Das heißt aber nicht, dass ich die Stunden mit meinen Kindern gemeinhin oberflächlich, geistesabwesend, gedanken- und anteilslos verbringe. Nein. Ich liebe das Zusammensein mit ihnen. Ganz platt: Sie sind mein Ein und Alles. Mein Schreibtisch steht allerdings mitten im Wohnzimmer. Das bedeutet: Ich bin im Mittelpunkt, sobald irgendjemand sonst außer mir zu Hause ist. Dafür brauche ich dieses Talent.

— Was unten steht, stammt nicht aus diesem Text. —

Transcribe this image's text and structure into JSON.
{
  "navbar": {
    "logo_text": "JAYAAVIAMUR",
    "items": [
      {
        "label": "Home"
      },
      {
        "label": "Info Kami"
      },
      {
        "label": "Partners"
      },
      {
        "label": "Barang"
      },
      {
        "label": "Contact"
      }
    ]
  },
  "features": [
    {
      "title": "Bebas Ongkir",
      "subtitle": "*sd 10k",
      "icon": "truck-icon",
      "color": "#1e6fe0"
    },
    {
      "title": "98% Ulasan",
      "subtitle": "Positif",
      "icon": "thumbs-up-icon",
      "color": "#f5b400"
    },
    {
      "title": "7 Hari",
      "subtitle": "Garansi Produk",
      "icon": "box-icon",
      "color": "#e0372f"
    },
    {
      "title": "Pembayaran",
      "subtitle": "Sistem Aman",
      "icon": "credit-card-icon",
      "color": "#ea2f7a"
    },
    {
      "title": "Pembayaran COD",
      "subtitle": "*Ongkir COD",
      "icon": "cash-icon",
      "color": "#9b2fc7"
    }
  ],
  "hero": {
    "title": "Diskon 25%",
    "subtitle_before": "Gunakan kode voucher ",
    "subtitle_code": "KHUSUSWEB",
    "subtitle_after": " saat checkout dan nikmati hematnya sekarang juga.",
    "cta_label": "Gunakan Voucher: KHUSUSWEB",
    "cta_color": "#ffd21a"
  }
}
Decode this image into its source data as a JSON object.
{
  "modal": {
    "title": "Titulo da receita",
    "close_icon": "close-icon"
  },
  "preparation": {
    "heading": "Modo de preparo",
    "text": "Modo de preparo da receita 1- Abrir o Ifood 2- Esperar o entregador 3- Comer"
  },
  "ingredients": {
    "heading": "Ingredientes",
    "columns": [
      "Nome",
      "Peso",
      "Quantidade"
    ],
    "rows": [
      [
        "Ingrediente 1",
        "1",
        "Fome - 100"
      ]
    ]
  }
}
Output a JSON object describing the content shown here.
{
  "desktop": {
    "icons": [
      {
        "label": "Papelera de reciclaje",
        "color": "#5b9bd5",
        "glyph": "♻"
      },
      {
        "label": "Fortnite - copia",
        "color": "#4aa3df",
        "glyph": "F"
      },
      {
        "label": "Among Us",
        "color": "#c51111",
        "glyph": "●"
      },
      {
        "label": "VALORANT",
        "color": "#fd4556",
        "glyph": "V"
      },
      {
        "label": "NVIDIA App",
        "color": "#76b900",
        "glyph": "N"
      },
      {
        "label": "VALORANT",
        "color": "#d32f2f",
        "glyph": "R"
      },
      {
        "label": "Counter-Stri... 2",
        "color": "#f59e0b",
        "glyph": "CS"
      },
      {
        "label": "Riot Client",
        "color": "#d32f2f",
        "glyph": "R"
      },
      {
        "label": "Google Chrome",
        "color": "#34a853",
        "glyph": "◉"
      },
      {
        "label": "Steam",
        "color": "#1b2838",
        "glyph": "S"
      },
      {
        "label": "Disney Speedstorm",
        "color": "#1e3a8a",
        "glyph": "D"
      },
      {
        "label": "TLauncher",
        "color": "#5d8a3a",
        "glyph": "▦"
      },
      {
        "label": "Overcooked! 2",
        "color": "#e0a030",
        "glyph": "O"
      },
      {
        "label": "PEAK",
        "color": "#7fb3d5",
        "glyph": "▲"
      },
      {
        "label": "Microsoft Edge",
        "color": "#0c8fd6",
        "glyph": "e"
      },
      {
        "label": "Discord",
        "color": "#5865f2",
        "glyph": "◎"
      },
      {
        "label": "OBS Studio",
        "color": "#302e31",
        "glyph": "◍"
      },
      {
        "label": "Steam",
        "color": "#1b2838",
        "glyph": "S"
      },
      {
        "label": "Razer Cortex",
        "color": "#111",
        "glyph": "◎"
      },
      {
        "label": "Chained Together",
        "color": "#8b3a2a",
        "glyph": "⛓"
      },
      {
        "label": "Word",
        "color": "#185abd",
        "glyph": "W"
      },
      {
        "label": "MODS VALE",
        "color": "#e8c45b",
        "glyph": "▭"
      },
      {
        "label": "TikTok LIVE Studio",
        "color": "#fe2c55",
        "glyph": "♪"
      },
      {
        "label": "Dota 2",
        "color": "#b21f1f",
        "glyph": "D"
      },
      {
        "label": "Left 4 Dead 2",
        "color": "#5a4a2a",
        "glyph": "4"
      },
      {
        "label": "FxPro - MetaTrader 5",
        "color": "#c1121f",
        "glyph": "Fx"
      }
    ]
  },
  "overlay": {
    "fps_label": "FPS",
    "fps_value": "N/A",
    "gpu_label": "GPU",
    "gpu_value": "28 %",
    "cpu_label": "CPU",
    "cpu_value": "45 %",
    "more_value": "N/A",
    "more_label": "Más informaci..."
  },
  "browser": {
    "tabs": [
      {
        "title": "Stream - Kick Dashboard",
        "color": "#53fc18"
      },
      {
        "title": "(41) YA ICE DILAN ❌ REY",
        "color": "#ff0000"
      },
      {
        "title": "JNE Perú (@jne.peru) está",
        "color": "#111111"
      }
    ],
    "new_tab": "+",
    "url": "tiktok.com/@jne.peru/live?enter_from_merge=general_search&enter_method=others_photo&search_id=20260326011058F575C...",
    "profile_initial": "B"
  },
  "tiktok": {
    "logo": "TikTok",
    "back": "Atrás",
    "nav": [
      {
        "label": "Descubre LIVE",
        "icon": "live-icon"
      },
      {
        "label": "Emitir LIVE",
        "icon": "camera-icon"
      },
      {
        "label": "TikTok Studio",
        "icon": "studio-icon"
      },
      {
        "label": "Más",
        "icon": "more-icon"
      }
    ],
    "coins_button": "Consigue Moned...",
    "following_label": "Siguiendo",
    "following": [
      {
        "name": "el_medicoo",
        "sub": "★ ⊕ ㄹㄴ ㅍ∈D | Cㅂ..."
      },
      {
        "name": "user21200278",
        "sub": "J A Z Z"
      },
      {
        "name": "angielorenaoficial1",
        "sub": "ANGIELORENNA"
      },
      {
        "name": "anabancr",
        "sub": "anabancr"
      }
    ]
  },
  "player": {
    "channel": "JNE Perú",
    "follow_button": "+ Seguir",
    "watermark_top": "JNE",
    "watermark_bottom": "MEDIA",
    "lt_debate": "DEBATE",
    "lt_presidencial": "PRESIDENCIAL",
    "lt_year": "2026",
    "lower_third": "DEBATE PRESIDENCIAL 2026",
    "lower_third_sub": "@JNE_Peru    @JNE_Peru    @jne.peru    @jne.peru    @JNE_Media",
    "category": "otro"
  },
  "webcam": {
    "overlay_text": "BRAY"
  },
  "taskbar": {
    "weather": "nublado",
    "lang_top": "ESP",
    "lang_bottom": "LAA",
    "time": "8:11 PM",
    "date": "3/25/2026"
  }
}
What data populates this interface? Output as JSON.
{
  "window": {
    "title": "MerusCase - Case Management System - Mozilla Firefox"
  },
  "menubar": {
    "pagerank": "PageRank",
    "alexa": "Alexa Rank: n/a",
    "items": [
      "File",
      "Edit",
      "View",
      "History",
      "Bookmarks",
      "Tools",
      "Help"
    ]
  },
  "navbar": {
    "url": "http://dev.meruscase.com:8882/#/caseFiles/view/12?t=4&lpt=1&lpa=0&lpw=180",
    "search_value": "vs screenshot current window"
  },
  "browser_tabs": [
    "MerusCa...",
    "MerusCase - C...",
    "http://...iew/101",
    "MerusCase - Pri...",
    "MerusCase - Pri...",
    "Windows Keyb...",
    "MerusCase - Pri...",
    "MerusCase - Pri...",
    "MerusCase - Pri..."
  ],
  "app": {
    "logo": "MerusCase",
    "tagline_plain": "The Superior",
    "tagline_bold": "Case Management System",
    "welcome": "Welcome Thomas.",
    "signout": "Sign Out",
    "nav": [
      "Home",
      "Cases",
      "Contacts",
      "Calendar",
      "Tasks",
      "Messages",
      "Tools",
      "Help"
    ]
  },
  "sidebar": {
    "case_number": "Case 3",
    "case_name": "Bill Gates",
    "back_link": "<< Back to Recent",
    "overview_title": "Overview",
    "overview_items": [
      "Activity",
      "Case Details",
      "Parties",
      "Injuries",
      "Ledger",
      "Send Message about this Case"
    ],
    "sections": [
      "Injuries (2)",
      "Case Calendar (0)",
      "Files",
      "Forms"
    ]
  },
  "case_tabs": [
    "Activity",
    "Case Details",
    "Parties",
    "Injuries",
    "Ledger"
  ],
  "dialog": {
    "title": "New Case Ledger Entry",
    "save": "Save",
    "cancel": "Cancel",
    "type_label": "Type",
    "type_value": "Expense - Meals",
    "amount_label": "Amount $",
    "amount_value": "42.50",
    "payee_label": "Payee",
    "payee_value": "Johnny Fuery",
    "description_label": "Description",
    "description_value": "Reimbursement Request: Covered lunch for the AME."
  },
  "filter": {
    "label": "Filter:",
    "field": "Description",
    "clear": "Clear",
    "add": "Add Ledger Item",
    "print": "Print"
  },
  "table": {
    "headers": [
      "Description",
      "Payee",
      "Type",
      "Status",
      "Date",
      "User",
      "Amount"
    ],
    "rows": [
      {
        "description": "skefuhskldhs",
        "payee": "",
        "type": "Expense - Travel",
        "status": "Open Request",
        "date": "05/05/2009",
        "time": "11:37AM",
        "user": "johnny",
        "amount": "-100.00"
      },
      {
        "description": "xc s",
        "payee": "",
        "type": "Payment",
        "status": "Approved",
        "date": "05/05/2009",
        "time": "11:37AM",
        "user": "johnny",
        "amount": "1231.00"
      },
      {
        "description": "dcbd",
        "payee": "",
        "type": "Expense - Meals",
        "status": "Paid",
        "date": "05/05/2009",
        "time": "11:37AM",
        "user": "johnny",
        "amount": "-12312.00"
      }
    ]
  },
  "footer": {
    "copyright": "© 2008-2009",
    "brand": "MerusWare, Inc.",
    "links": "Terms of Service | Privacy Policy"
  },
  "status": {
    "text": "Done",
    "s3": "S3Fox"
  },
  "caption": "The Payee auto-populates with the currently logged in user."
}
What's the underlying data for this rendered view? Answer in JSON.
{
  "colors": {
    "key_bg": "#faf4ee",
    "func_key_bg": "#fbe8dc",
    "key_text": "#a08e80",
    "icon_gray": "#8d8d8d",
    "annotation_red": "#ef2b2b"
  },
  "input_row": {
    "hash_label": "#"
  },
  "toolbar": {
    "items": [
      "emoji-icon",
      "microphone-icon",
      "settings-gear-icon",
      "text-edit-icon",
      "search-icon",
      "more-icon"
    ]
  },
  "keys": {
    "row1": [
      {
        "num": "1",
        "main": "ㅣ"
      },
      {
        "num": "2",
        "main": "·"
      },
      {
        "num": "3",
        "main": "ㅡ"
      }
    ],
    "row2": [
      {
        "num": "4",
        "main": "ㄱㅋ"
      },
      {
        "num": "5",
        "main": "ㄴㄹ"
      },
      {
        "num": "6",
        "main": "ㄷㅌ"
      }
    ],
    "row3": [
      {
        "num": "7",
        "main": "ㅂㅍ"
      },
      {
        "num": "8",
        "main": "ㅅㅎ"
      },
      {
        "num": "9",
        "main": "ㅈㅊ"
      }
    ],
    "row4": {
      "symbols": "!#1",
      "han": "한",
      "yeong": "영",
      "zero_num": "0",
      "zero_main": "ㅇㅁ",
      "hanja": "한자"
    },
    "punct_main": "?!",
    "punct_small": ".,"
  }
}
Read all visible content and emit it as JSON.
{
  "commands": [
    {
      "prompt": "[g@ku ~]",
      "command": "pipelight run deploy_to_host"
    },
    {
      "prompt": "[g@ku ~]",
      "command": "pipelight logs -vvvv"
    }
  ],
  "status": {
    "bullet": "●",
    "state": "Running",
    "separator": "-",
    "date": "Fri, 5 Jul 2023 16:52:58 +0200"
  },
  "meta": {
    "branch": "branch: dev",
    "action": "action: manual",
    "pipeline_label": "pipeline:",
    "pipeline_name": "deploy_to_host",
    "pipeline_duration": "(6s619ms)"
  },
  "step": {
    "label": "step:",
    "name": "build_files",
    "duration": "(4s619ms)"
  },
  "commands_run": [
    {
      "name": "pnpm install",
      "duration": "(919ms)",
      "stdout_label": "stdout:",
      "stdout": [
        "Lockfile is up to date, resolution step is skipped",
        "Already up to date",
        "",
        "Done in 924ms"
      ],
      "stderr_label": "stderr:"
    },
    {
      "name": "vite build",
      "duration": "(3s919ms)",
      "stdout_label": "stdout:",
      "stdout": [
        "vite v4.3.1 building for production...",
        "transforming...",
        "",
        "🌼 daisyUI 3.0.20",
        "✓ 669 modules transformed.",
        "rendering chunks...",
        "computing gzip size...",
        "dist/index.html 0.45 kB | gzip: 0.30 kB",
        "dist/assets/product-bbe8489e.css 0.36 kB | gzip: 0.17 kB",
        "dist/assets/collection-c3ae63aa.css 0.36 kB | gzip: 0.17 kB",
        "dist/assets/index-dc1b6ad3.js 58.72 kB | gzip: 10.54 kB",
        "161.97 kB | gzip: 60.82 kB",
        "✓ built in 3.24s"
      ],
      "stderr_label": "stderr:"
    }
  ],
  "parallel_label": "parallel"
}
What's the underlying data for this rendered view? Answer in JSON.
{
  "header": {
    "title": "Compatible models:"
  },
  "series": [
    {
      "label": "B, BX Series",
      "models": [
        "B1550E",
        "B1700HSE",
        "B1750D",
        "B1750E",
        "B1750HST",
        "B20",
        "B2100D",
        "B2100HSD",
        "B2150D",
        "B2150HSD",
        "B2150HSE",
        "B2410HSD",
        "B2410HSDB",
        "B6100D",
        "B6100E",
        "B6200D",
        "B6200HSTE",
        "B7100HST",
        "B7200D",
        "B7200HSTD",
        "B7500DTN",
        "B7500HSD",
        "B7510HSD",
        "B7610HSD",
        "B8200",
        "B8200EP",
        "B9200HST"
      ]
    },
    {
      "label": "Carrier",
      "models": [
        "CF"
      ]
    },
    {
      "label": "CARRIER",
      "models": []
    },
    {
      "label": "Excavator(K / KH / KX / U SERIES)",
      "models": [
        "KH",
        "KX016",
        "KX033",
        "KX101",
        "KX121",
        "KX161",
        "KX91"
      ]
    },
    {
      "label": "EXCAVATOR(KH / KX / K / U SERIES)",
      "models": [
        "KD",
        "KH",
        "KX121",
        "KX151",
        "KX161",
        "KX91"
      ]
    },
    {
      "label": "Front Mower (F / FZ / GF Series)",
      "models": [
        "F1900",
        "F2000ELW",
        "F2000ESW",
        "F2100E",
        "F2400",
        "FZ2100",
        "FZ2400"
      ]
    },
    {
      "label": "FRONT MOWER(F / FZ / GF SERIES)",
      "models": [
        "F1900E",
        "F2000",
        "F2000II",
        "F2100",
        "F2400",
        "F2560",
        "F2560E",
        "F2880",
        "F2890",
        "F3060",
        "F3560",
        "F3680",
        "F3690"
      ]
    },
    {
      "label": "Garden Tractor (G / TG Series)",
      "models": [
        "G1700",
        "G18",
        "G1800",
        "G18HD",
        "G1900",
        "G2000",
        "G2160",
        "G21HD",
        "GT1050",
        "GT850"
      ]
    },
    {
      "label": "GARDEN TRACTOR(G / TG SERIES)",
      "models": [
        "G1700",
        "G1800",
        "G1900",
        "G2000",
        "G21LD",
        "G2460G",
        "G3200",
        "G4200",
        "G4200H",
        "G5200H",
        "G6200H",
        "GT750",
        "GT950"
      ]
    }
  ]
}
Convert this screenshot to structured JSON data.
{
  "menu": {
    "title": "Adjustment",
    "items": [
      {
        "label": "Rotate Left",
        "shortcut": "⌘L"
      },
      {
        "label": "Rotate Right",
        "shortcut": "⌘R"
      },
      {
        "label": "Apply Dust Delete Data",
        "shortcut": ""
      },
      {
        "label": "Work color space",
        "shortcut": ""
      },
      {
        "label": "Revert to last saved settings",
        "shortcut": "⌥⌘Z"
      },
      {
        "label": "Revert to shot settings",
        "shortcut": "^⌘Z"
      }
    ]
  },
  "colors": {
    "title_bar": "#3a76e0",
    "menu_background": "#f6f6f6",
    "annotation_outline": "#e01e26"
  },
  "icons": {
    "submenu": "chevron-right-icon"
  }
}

Die Tage passierte allerdings folgendes: Meine Agentin war an einem Roman (für Erwachsene), den ich vor einigen Jahren (als die Kinder klein waren) schrieb, interessiert. Er ist nicht leicht und locker, sehr ambivalent, er ist gleichermaßen traurig und lustig, es geht um Einsamkeit, um Angst vor Nähe. Und natürlich findet dort auch Sex statt. Ich überarbeitete gerade so eine Stelle, als das Söhnchen (12 Jahre) neben mir auftauchte und über meine Schulter mitlas. Schnell verdeckte ich den Bildschirm und fuhr meinen Sohn an: „Was willst du denn?“ „Hey, hey, entspann dich mal. Ich habe dir gar nichts getan“, sagte er und hatte recht. Das war eine völlig neue Situation. Und ich dachte so bei mir: Falls dieses Buch erscheinen soll, vielleicht benutze ich dann ein Psydonym.

Julia Frank schreibt nicht für Kinder und die Liste der Preise, die sie für ihre Bücher erhielt, ist mannigfaltig. Die Art und Weise, wie jemand arbeitet, wie viel Ruhe und Konzentration er benötigt, ist individuell. Auch die Schnelligkeit in der man zwischen der Wirklichkeit und den inneren Welten zu wechseln vermag, ist sehr unterschiedlich. Ich kenne Menschen, die sind nie wirklich da. Man könnte sie Tagträumer nennen. Ich kenne genauso viele Menschen, die wissen nicht mehr, wie man träumt oder sich versenkt.
Ich denke, das es sich hier um ein individuelles Phänomen oder Thema handelt. Als große Kolumne in der Welt veröffentlicht, bekommt Julia Franks Aussage jedoch eine Allgemeingültigkeit, auf die sich eventuell gar Verleger berufen könnten, die mich etwas irritierte.

Der zweite Teil des Artikels nahm dann eine ganz andere Richtung. Julia Frank ist genau so wie ich alleinerziehend. Sie kommt immer wieder in die Bredoullie, wenn sie mehrtägige Leseanfragen oder auch nur soche mit einer Übernachtung bekommt. Wie soll sie das mit den Kindern organisieren? Und das ist genau mein Thema. Denn hier hat sie meine Not sehr schön formuliert.
Wenn ich auf Lesereise gehe, dann vermisse ich meine Kinder. Während ich da vor den anderen Jungen und Mädchen stehe, ihnen eine schöne Zeit schenken möchte, kann ich das nicht für meine beiden tun. Abends allein im Hotelzimmer fühle ich mich dann sehr einsam und frage mich, ob ich eine gute Mutter bin. Dann rufe ich zu Hause an: Wie geht es euch? Was macht ihr? Vergesst nicht Zähne zu putzen. Habt ihr die Hausaufgaben gemacht? Wenn alle Fragen positiv oder eventuell sogar mit einem „Mama, du nervst“ beantwortet werden, dann ist alles gut. Wenn nicht, bin ich viele, viele Kilometer zu weit weg.
Wenn ich die Lesungen und Reisen ablehne, verdiene ich kein Geld. 
Zu diesem Thema wird es übrigens bald mehr geben. Mein Post Bist du reich? Ha! ich bin Kinderbuchautorin hat mediale Folgen.

1 Kommentar:

  1. Danke für deinen offenen Einblick. Andere SchriftstellerInnen äußen sich in einem Artikel in "Die Welt": Teilzeitroman... Offene und interessante Erfahrungen.